Mahkemece yapılacak iş; davacıya talebi açıklattırılmak suretiyle dava konusu bildirim yapılan dönemlerle ilgili davacının hangi görev ve sıfatla çalıştığına ilişkin ayrıntılı beyanına başvurulmalı, davalı Sağlık Bakanlığı ile davacının çalıştığı ileri sürülen firmalar arasındaki ilişkinin niteliği (asıl işveren-alt işveren) konusunda araştırma yapılmalı; yine bu dönemlere ilişkin olarak gerek Kurum nezdinde gerekse dava dışı taşeron işverenler bünyesinde davacının çalışmalarına ilişkin tüm belge ve evraklar temin edilip irdelenmeli, davalı Sağlık Bakanlığı ile bu firmalar arasında yapılmış olan sözleşmelerin okunaklı ve onaylı suretleri dosya içine alınmalı ve incelenmeli, sözleşmede belirlenen işlerin neler olduğu ve davacının fiili olarak bu sözleşmede belirtilen işleri yapıp yapmadığı net olarak açıklığa kavuşturulmalı, ayrıca davacının bu dönemlerde, emir ve talimatları kimden aldığı, ücretini ne şekilde ve kimden aldığı hususları tespit edilmeli, davaya konu dönemdeki bordrolarda kayıtlı, davacı ile birlikte çalışmaları olan kişiler ile gerektiğinde aynı yörede komşu veya benzeri işleri yapan başka işverenler ve bu işverenlerin çalıştırdığı bordrolara geçmiş kişiler saptanarak re’sen bilgi ve görgülerine başvurulmalı; davalı işyerinde tespiti istenen dönemde Kurum müfettişlerince inceleme yapılıp yapılmadığı sorulmalı, inceleme yapılmışsa, belgeler getirtilmeli; yargılama sürecinde dinlenen tanık anlatımlarının değerlendirilmesinde, iş yerinin kapsamı, kapasitesi ve niteliği ile davacının çalışmalarındaki kesinti olup olmadığı, çalışma süreleri nazara alınmalı; çelişkiler vaki olursa, usulünce giderilmeli, dava konusu dönemde aracı(taşeron) işverenlerin de hak alanını ilgilendirdiğinden tespit edilen aracı (taşeron) işverenlere, HMK. 124. maddesi dikkate alınmak suretiyle husumet yöneltmesi için mehil verilmeli; gösterecekleri bütün deliller toplandıktan sonra, yapılacak değerlendirme sonucuna göre bir karar verilmesi gerekirken yazılı şekilde karar verilmiş olması, usul ve yasaya aykırı olup, bozma nedenidir.

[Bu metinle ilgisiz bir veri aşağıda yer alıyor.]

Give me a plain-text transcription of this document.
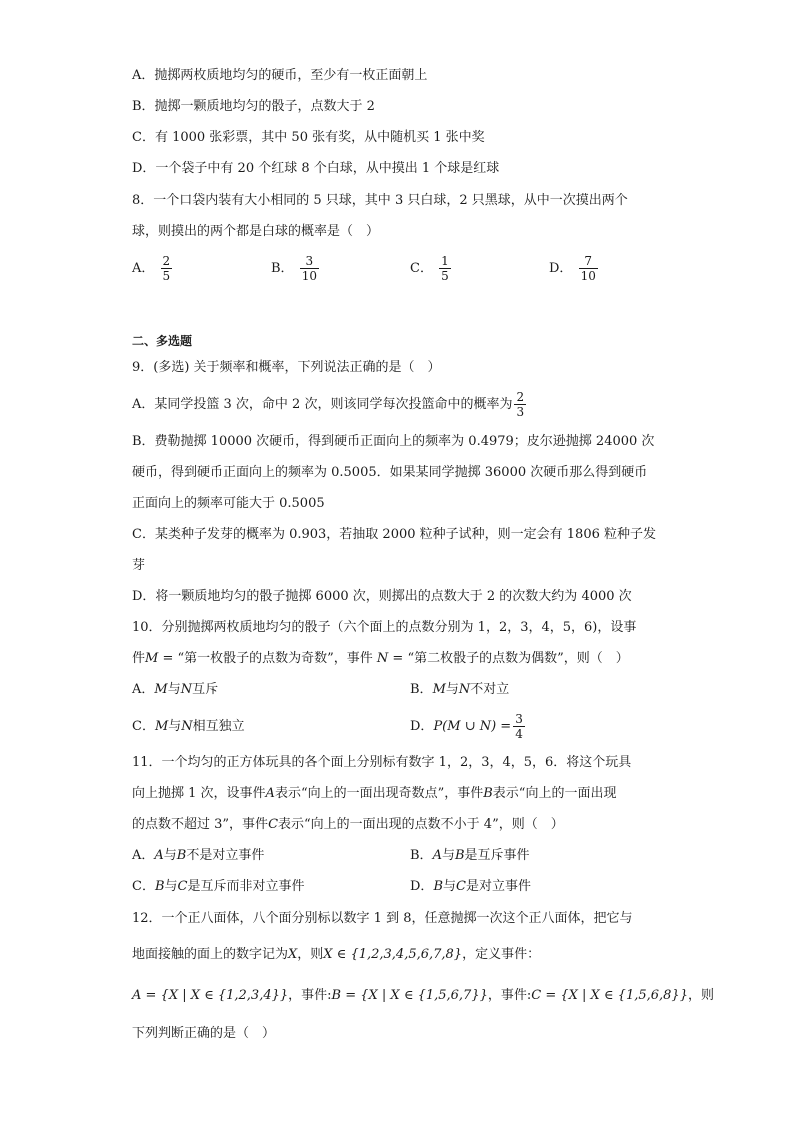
A．抛掷两枚质地均匀的硬币，至少有一枚正面朝上
B．抛掷一颗质地均匀的骰子，点数大于 2
C．有 1000 张彩票，其中 50 张有奖，从中随机买 1 张中奖
D．一个袋子中有 20 个红球 8 个白球，从中摸出 1 个球是红球
8．一个口袋内装有大小相同的 5 只球，其中 3 只白球，2 只黑球，从中一次摸出两个
球，则摸出的两个都是白球的概率是（　）
A． $\frac{2}{5}$	B． $\frac{3}{10}$	C． $\frac{1}{5}$	D． $\frac{7}{10}$
二、多选题
9．(多选) 关于频率和概率，下列说法正确的是（　）
A．某同学投篮 3 次，命中 2 次，则该同学每次投篮命中的概率为 $\frac{2}{3}$
B．费勒抛掷 10000 次硬币，得到硬币正面向上的频率为 0.4979；皮尔逊抛掷 24000 次
硬币，得到硬币正面向上的频率为 0.5005．如果某同学抛掷 36000 次硬币那么得到硬币
正面向上的频率可能大于 0.5005
C．某类种子发芽的概率为 0.903，若抽取 2000 粒种子试种，则一定会有 1806 粒种子发
芽
D．将一颗质地均匀的骰子抛掷 6000 次，则掷出的点数大于 2 的次数大约为 4000 次
10．分别抛掷两枚质地均匀的骰子（六个面上的点数分别为 1，2，3，4，5，6)，设事
件M = “第一枚骰子的点数为奇数”，事件 N = “第二枚骰子的点数为偶数”，则（　）
A．M与N互斥	B．M与N不对立
C．M与N相互独立	D．P(M ∪ $N) = \frac{3}{4}$
11．一个均匀的正方体玩具的各个面上分别标有数字 1，2，3，4，5，6．将这个玩具
向上抛掷 1 次，设事件A表示“向上的一面出现奇数点”，事件B表示“向上的一面出现
的点数不超过 3”，事件C表示“向上的一面出现的点数不小于 4”，则（　）
A．A与B不是对立事件	B．A与B是互斥事件
C．B与C是互斥而非对立事件	D．B与C是对立事件
12．一个正八面体，八个面分别标以数字 1 到 8，任意抛掷一次这个正八面体，把它与
地面接触的面上的数字记为X，则X ∈ {1,2,3,4,5,6,7,8}，定义事件：
A = {X | X ∈ {1,2,3,4}}，事件:B = {X | X ∈ {1,5,6,7}}，事件:C = {X | X ∈ {1,5,6,8}}，则
下列判断正确的是（　）
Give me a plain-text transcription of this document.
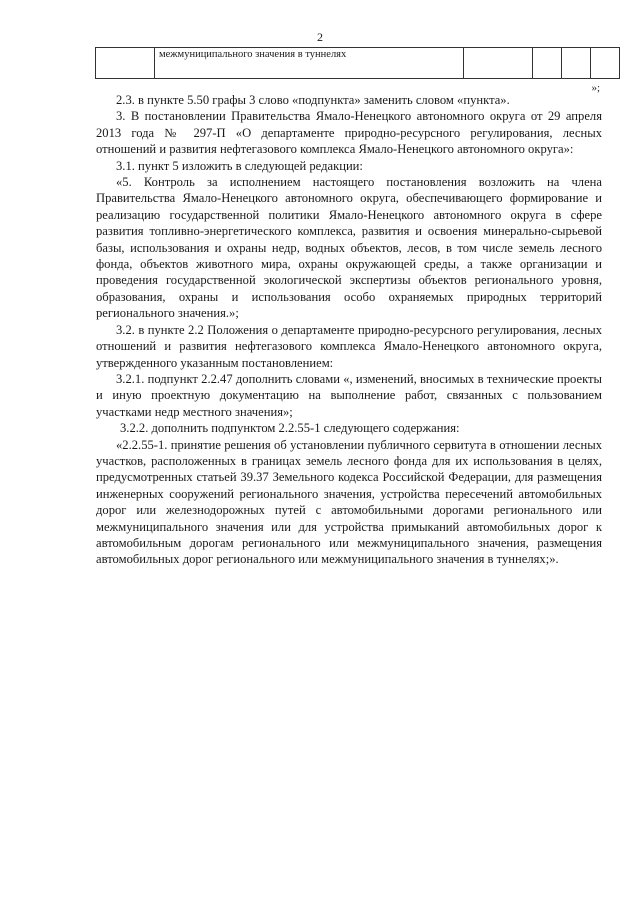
2
	межмуниципального значения в туннелях				
»;

2.3. в пункте 5.50 графы 3 слово «подпункта» заменить словом «пункта».

3. В постановлении Правительства Ямало-Ненецкого автономного округа от 29 апреля 2013 года № 297-П «О департаменте природно-ресурсного регулирования, лесных отношений и развития нефтегазового комплекса Ямало-Ненецкого автономного округа»:

3.1. пункт 5 изложить в следующей редакции:

«5. Контроль за исполнением настоящего постановления возложить на члена Правительства Ямало-Ненецкого автономного округа, обеспечивающего формирование и реализацию государственной политики Ямало-Ненецкого автономного округа в сфере развития топливно-энергетического комплекса, развития и освоения минерально-сырьевой базы, использования и охраны недр, водных объектов, лесов, в том числе земель лесного фонда, объектов животного мира, охраны окружающей среды, а также организации и проведения государственной экологической экспертизы объектов регионального уровня, образования, охраны и использования особо охраняемых природных территорий регионального значения.»;

3.2. в пункте 2.2 Положения о департаменте природно-ресурсного регулирования, лесных отношений и развития нефтегазового комплекса Ямало-Ненецкого автономного округа, утвержденного указанным постановлением:

3.2.1. подпункт 2.2.47 дополнить словами «, изменений, вносимых в технические проекты и иную проектную документацию на выполнение работ, связанных с пользованием участками недр местного значения»;

3.2.2. дополнить подпунктом 2.2.55-1 следующего содержания:

«2.2.55-1. принятие решения об установлении публичного сервитута в отношении лесных участков, расположенных в границах земель лесного фонда для их использования в целях, предусмотренных статьей 39.37 Земельного кодекса Российской Федерации, для размещения инженерных сооружений регионального значения, устройства пересечений автомобильных дорог или железнодорожных путей с автомобильными дорогами регионального или межмуниципального значения или для устройства примыканий автомобильных дорог к автомобильным дорогам регионального или межмуниципального значения, размещения автомобильных дорог регионального или межмуниципального значения в туннелях;».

Mahkemece, bu maddi ve hukuki olgular göz önünde tutulmaksızın, yazılı şekilde hüküm kurulması, usul ve yasaya aykırı olup, bozma nedenidir.
O hâlde, davacı vekilinin, bu yönleri amaçlayan temyiz itirazları kabul edilmeli ve hüküm sair yönler incelenmeksizin bozulmalıdır.
S O N U Ç : Temyiz edilen hükmün yukarıda açıklanan nedenlerle BOZULMASINA, temyiz harcının istek halinde davacıya iadesine, 15.12.2014 gününde oybirliğiyle karar verildi.